いくつか引用すると、ある俳優は「一緒に演技していると、満ち溢れるエネルギーに元気をもらう」、また他の俳優は「撮影もそうだが、個人的に会ったときも他愛ない話をしながら悩みを打ち明けることのできる人だ」とも言う。

「ありがたいことです。俳優ごとにそれぞれ特性があるじゃないですか。私は人との付き合いを楽しむほうです。演技は結局、周りの人と一緒に呼吸することであり、やり取りすることです。記者さんもそうだと思いますが、通じ合う、気の合う友だちがいると思います。そのような人と会って話をしていると、現場も活気を帯びてくるし、その場を楽しめるエネルギーが出てくると思います。相手の俳優からもらう場合もありますし。そういうのが映画で役に立ちます。もちろん、演出家が雰囲気を盛り上げなければいけませんが、その方々は現場を全部管理しなければいけないので忙しいです。俳優自らがコントロールすると、監督やスタッフの皆さんもエネルギーをもらって雰囲気がさらに良くなります。これは私も先輩から習いました」

意思の疎通を重視するだけに、パク・ヘイル自らも他人からの視線や考えについて超然としながらも、周りに気を使って影響を受ける面もあるように見えた。彼が見ている世界はどんな姿なのだろうか。彼と共演した俳優たちと記者の疑問であった。

「特殊メイクチームがいかに完璧に扮装してくれても、与えられた環境の中で自分が感情を入れることができなければ難しかったと思います。完成したものに失望しないための私なりの基準は、率直になることでした。なるべくそうするように努力しました。それは監督も同じです。撮影が終わって公開を待っている今も、誰に対しても率直になることが重要だと思います。時代的にも、嘘の付けない世の中じゃないですか。嘘はすぐバレる時代です。
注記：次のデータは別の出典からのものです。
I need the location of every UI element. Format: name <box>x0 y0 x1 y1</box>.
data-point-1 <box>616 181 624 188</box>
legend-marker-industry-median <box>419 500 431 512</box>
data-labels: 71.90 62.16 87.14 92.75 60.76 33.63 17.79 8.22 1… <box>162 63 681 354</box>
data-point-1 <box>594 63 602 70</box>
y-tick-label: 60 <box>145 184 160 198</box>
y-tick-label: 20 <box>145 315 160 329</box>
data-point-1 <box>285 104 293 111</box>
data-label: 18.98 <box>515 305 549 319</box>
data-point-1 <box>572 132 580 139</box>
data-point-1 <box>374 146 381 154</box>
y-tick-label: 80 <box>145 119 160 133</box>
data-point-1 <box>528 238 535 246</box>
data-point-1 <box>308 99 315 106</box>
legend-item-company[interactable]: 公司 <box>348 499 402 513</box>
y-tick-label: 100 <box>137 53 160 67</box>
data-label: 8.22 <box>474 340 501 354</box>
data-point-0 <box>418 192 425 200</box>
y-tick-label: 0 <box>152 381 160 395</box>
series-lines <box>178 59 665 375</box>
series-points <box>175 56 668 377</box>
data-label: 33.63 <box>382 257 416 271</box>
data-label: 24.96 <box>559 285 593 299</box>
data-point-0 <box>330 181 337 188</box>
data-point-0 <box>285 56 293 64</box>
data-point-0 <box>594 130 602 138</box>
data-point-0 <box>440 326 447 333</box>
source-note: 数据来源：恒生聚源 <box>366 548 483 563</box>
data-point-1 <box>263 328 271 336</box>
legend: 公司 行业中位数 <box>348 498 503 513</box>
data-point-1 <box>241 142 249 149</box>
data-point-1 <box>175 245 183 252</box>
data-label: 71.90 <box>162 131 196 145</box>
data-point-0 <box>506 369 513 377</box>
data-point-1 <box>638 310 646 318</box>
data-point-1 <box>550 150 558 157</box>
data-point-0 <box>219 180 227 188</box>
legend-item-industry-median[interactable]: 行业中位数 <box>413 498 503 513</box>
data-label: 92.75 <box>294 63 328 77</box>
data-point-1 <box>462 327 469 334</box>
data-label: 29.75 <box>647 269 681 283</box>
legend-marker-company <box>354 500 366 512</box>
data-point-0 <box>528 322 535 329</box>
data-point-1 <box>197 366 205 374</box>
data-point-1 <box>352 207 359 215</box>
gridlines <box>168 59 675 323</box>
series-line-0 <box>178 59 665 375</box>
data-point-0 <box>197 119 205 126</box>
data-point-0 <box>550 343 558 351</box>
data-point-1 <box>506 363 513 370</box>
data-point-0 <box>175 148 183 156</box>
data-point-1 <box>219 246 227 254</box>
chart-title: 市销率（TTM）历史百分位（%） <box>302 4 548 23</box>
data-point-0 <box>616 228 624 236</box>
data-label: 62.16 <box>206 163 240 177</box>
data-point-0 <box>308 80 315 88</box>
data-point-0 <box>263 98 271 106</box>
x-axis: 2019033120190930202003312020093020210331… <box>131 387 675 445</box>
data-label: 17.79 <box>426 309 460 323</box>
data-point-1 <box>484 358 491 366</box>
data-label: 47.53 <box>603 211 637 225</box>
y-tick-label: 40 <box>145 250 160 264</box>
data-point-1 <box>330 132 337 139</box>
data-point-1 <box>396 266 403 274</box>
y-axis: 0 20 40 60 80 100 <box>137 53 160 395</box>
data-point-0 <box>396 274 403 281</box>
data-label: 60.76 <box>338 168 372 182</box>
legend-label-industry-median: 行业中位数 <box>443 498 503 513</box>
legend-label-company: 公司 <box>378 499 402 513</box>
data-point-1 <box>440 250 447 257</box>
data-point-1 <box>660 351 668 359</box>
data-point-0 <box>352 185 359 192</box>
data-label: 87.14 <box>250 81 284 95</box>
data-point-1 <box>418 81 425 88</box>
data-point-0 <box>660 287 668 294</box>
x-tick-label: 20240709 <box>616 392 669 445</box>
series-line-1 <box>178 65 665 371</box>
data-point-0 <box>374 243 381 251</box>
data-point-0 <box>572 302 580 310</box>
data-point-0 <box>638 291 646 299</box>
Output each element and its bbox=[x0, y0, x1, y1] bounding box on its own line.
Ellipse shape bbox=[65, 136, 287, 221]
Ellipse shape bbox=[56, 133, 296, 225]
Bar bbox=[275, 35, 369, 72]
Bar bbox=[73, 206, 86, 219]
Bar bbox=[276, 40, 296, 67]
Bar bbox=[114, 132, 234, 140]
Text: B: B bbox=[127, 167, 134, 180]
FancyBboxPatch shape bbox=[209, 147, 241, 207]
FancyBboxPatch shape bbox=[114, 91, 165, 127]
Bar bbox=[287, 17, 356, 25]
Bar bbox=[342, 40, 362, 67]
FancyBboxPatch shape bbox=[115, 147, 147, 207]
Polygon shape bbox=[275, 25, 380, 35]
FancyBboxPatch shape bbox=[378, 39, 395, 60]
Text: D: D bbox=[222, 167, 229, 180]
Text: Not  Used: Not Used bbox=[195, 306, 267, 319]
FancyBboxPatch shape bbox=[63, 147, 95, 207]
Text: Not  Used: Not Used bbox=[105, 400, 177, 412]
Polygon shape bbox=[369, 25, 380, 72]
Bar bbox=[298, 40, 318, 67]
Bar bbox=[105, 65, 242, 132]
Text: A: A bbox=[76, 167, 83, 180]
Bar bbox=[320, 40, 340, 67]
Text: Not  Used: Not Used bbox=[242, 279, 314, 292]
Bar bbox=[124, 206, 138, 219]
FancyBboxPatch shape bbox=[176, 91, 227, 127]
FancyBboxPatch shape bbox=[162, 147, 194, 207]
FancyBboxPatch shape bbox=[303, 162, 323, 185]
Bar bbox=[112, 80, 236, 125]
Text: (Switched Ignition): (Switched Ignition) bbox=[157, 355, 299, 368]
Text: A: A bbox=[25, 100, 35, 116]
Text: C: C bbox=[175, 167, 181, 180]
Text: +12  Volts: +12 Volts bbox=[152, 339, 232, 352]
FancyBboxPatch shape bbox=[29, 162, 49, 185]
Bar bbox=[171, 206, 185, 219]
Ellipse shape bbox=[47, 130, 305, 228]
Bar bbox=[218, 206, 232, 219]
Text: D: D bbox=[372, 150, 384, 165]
生きていると色々な誤解がたくさん生まれ、思ってることを全部言えない状況が起きても、率直な気持ちを伝えたいと思っています」

結局、他人の視線というのは、俳優が背負う運命ではないだろうか。

「今は映画が公開されて、褒め言葉であれ、叱咤であれ、観客の気持ちを早く知りたい」というパク・ヘイルは、すでにイ・ジョギョ以降の人生を生きていた。